I've been interested in the IndieWeb as a broad topic for a while. More recently, I've become interested in the Micropub standard.
The basic concept is that you can have any number of servers that follow the standard, and any number of clients. In theory, any client should be able to work with any server.
You write your blog posts, or other types of content (see microformats), and the server will then integrate with whatever backend it's been setup for to publish your content. A pretty typical backend is writing plain text markdown and then having a static sit generator run to generate your new web page.

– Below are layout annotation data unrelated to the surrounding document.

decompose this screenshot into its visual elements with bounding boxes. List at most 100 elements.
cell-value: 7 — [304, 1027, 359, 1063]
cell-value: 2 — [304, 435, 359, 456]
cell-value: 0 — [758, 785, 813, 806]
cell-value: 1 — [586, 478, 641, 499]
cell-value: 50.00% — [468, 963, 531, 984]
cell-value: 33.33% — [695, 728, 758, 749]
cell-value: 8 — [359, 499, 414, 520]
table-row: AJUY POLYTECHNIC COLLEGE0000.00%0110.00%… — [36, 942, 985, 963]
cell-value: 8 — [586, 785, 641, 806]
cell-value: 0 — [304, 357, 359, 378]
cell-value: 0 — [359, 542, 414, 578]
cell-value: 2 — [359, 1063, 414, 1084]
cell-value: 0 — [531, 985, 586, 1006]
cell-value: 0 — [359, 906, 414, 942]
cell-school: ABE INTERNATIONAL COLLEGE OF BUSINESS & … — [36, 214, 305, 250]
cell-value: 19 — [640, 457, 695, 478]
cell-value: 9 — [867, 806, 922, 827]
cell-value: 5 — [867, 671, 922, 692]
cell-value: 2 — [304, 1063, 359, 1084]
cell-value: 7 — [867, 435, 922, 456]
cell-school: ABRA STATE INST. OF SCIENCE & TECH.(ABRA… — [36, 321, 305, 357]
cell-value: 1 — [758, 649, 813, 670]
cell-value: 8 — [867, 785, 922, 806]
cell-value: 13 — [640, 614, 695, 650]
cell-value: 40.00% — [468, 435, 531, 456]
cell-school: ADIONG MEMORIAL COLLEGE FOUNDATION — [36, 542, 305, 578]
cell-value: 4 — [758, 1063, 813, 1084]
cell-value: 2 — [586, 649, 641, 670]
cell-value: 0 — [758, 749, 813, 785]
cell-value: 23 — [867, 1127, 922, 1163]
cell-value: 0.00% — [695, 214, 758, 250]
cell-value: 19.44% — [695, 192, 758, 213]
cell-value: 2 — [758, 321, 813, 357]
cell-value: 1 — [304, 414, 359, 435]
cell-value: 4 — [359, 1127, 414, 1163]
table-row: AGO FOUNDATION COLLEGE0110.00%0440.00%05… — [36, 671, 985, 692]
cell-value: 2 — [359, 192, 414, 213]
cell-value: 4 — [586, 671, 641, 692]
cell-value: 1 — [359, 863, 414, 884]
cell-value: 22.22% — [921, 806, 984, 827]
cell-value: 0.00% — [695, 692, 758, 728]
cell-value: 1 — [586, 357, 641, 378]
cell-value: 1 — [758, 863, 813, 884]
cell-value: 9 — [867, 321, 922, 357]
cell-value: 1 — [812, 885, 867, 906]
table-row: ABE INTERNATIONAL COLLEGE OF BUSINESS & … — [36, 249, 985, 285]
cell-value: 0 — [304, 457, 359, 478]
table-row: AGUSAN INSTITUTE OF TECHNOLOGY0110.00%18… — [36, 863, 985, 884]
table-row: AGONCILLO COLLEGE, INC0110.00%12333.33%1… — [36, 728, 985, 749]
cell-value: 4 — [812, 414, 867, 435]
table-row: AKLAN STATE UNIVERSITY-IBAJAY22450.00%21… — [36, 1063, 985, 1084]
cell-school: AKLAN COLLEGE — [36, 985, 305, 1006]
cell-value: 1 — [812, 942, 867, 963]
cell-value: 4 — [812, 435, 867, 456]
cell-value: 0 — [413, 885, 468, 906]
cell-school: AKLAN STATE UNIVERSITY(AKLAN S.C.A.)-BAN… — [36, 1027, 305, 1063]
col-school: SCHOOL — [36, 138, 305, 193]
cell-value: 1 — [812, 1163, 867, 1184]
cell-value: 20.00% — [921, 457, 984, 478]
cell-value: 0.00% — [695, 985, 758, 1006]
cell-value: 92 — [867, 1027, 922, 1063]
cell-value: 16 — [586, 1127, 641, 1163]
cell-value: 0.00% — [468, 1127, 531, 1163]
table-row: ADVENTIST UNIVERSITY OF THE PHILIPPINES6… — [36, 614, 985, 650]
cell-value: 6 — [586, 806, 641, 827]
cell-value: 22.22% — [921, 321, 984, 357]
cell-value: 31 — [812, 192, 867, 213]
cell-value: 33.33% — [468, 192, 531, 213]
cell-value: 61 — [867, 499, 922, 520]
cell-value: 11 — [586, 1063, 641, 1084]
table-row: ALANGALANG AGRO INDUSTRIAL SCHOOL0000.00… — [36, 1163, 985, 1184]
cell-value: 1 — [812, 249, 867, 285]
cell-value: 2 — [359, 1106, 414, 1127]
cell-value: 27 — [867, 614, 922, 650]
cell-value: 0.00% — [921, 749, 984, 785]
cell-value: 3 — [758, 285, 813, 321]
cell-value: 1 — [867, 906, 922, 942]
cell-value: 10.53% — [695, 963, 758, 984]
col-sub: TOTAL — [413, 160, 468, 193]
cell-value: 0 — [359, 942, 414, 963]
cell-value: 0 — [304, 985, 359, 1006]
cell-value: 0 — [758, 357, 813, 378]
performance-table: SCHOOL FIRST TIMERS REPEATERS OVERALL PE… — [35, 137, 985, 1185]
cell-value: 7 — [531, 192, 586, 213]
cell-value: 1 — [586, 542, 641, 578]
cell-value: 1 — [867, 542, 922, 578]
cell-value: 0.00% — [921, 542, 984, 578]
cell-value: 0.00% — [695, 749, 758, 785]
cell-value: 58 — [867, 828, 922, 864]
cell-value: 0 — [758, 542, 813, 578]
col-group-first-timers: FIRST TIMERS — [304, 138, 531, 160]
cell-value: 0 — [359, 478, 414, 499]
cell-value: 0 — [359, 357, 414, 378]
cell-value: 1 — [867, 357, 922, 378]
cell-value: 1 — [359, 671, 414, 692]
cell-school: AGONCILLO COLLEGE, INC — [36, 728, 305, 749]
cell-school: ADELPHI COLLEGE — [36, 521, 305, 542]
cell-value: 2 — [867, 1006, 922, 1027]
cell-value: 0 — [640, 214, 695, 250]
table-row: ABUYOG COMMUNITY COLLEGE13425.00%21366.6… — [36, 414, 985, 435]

There's plenty of implementations out there, but I've been infatuated with Gleam lately, so I've started writing my own server using that. I'll share the project once it's at the MVP stage.
Speaking of Gleam, I'm very excited to be attending their first ever annual conference in a couple of weeks, in Bristol. It will be my first time attending a tech conference.
I've been modelling and printing cases for a handful of Wio Tracker L1 nodes, which I couldn't get at short notice with case/battery included, and figured (Thanos meme) that I could do it myself. Unfortunately this was delayed by a day or two after the print head thermistor in my CoreOne copped it, but I should have all cases printed in time for the upcoming con. I want to see how resilient they are with a couple of thousand people nearby. The cases took only a couple of iterations to "work", but I've since printed so many iterations trying to get it as thin as possible with the (admittedly bulky) 2000mah batteries I have, as well as to perfect the button-feel.
My personal link-archiving site is coming along well. I figured out what I’m going to do as an alternative to Tilde’s groups. These are just tags that begin with a tilde. So now I get to define my own categories like ~research, ~opinion, and ~dev (software development).
I also spent some time figuring out how to do auto-tagging. We (the coding agent and I) can define Taggers, which are rules for when to auto-add a tag. In some cases the rules are very simple such as domain name matches, so any link to GitHub gets a ~dev tag. But we’re working on keyword matches using a naive Bayes approach, which should work better for ~health. I have an admin page that does naive-Bayes “training” for a tag, gathering statistics about what words appear in tagged versus untagged Links.
Pretty soon I’ll be ready to start importing all my old links from Tildes.
i have been planning, organizing, and fleshing out systems and mechanics for a video game I want to make over the past few months and now i’m starting to try to learn c++ and unreal engine. i’ll probably make a much simpler game to learn how to use the engine and practice c++ before starting on my actual video game project. will be really exciting to make music for it as well. wish me luck!
Finally got around to starting a blog recently (https://tesseractc.at). I'm hoping that it can be a way to wrap up projects that don't have a good end-goal (I can just publish a blog post to cap off whatever I've been working on).
With that in mind, I published my first blog post where I attempt to replicate a graphics technique used in the upcoming game Shadowglass. This is exactly the kind of thing that I want to put on a blog, because otherwise I would probably want to implement it into like, a game or something, but that would be an immense amount of effort.